2019-08-03 21:17:22.362061: W tensorflow/core/framework/op_kernel.cc:1378] OP_REQUIRES failed at cast_op.cc:123 : Unimplemented: Cast string to float is not supported 2019-08-03 21:17:22.366516: E tensorflow/core/common_runtime/executor.cc:624] Executor failed to create kernel. Unimplemented: Cast stringto float is not supported

When I try to print a variable in a function _get_triplet_mask.I find some issues. your variable vlaue: Tensor("Cast:0", shape=(?,), dtype=int64) tttttttttttttttttttttttttttttttttttttt Tensor("Cast_1:0", shape=(?, ?), dtype=bool) Tensor("LogicalNot:0", shape=(?, ?), dtype=bool) Tensor("ExpandDims_4:0", shape=(?, ?, 1), dtype=bool) Tensor("LogicalAnd_1:0", shape=(?, ?, ?), dtype=bool) Tensor("LogicalAnd_2:0", shape=(?, ?, ?), dtype=bool) Tensor("LogicalAnd_3:0", shape=(?, ?, ?), dtype=bool)

my variable vales: Tensor("Cast:0", shape=(?, 1), dtype=int64) ttttttttttttttttttttttttttttttttttttttttt Tensor("Cast_1:0", shape=(?, ?), dtype=bool) Tensor("LogicalNot:0", shape=(?, ?), dtype=bool) Tensor("ExpandDims_4:0", shape=(?, ?, 1), dtype=bool) Tensor("LogicalAnd_1:0", shape=(?, ?, ?), dtype=bool) Tensor("LogicalAnd_2:0", shape=(?, ?, ?, 1), dtype=bool) Tensor("LogicalAnd_3:0", shape=(?, ?, ?, ?), dtype=bool)

so do you know how can i do.

omoindrot commented 5 years ago

I would guess that your labels are string (ex: the interval "[0, 8]"), so TensorFlow cannot convert these to float.

If you only have 8 intervals, you need to assign each one a unique id from 0 to 7, and then just use my code easily.

orliz commented 5 years ago

I would guess that your labels are string (ex: the interval "[0, 8]"), so TensorFlow cannot convert these to float.

If you only have 8 intervals, you need to assign each one a unique id from 0 to 7, and then just use my code easily.

All right.Thank you very much for your help.

orliz commented 5 years ago

When I got everything ready, I made the following mistake:

InvalidArgumentError (see above for traceback): Cannot batch tensors with different shapes in component 0. First element had shape [38528] and element 1 had shape [60597]. [[node IteratorGetNext (defined at C:\Users\Xiaok\Anaconda3\lib\site-packages\tensorflow_estimator\python\estimator\util.py:110) ]]

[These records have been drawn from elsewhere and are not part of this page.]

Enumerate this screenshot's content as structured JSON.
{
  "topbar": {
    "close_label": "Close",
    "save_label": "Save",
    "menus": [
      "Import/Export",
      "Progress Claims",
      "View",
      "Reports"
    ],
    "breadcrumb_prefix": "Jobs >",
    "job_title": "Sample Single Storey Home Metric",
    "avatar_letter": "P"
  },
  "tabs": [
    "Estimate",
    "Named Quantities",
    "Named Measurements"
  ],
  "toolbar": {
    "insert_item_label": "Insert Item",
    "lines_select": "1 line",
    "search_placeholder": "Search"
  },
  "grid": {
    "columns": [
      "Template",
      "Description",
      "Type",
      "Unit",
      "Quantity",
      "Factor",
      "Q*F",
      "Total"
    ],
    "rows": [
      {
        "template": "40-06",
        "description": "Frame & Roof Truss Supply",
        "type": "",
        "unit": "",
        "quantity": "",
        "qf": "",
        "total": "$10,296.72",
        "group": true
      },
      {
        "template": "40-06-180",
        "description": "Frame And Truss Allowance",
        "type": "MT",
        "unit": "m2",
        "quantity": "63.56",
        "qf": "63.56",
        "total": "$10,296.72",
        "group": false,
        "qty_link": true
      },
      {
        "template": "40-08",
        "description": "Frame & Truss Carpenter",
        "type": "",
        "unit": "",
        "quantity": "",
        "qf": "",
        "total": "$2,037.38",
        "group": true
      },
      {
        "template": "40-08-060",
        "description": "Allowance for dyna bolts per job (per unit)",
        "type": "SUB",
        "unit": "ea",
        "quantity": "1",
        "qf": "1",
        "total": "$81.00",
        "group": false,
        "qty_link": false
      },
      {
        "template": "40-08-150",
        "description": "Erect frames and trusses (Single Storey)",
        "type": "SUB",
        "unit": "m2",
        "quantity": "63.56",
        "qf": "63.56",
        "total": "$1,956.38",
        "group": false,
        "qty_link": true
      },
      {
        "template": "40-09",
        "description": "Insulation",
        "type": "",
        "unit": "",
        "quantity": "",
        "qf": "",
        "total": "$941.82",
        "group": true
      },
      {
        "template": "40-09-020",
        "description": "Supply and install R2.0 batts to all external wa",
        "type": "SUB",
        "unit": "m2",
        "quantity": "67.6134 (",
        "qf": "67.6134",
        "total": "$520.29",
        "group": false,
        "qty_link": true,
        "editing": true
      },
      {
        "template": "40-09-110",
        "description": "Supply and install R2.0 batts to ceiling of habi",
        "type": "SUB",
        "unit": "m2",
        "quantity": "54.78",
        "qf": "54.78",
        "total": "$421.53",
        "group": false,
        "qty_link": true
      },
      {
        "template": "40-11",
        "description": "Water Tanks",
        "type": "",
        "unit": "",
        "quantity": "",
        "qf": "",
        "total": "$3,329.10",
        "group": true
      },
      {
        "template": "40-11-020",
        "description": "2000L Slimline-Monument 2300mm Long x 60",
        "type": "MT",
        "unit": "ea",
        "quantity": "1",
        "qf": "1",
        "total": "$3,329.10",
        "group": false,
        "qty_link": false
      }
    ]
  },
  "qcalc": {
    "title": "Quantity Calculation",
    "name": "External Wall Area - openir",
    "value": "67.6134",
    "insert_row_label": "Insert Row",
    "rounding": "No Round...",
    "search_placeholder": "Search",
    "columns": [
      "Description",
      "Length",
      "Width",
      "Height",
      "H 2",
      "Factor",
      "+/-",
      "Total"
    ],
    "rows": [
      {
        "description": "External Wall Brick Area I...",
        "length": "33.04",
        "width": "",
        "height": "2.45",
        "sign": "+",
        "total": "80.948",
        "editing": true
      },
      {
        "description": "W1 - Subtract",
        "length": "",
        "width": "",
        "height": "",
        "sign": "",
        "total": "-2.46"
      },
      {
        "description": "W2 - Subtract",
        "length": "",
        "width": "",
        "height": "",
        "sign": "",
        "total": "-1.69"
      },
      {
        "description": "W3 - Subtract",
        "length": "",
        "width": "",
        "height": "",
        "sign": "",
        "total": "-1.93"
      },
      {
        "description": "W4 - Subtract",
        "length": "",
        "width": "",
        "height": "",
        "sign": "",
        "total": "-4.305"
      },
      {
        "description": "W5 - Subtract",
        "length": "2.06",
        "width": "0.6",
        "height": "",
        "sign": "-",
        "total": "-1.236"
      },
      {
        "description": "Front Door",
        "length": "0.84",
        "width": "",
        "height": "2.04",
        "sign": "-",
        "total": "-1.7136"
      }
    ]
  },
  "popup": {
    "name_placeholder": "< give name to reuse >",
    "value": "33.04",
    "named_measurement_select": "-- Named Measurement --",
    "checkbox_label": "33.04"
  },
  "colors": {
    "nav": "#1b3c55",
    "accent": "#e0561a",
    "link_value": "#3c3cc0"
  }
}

The function I'm handling the input is: def _parse_function(example_serialized):

Dense features in Example proto.

feature_map = {
    'image/encoded': tf.FixedLenFeature([], dtype=tf.string,
                                        default_value=''),
    'image/filename': tf.FixedLenFeature([], dtype=tf.string,
                                        default_value=''),

    'image/class/label': tf.FixedLenFeature([1], dtype=tf.int64,
                                            default_value=-1),
    # 'image/class/text': tf.FixedLenFeature([], dtype=tf.string,
    #                                         default_value=''),
    'image/height': tf.FixedLenFeature([1], dtype=tf.int64,
                                        default_value=-1),
    'image/width': tf.FixedLenFeature([1], dtype=tf.int64,
                                        default_value=-1),

}
features = tf.parse_single_example(example_serialized, feature_map)
label = tf.cast(features['image/class/label'], dtype=tf.int32)
image = tf.decode_raw(features['image/encoded'], out_type = tf.uint8)
image = tf.cast(image, tf.float32)
image = tf.reshape(image, [196608]) #my picture(256*256*3)
label = tf.reshape(label,[])
return image, label

def prepare_dataset(record_name,params): """ 从record_name指定的TFRecords文件,初始化一个dataset :param record_name: TFRecords文件路径 """

定义TFRecordDataset

dataset = tf.data.TFRecordDataset([record_name])
dataset = dataset.map(_parse_function)
dataset = dataset.shuffle(params.train_size)  # whole dataset into the buffer
dataset = dataset.repeat(params.num_epochs)  # repeat for multiple epochs
dataset = dataset.batch(params.batch_size)
print(dataset)
dataset = dataset.prefetch(1)  # make sure you always have one batch ready to serve
# print(dataset)
return dataset
omoindrot commented 5 years ago

This isn't related to triplet loss, maybe ask your question on stackoverflow.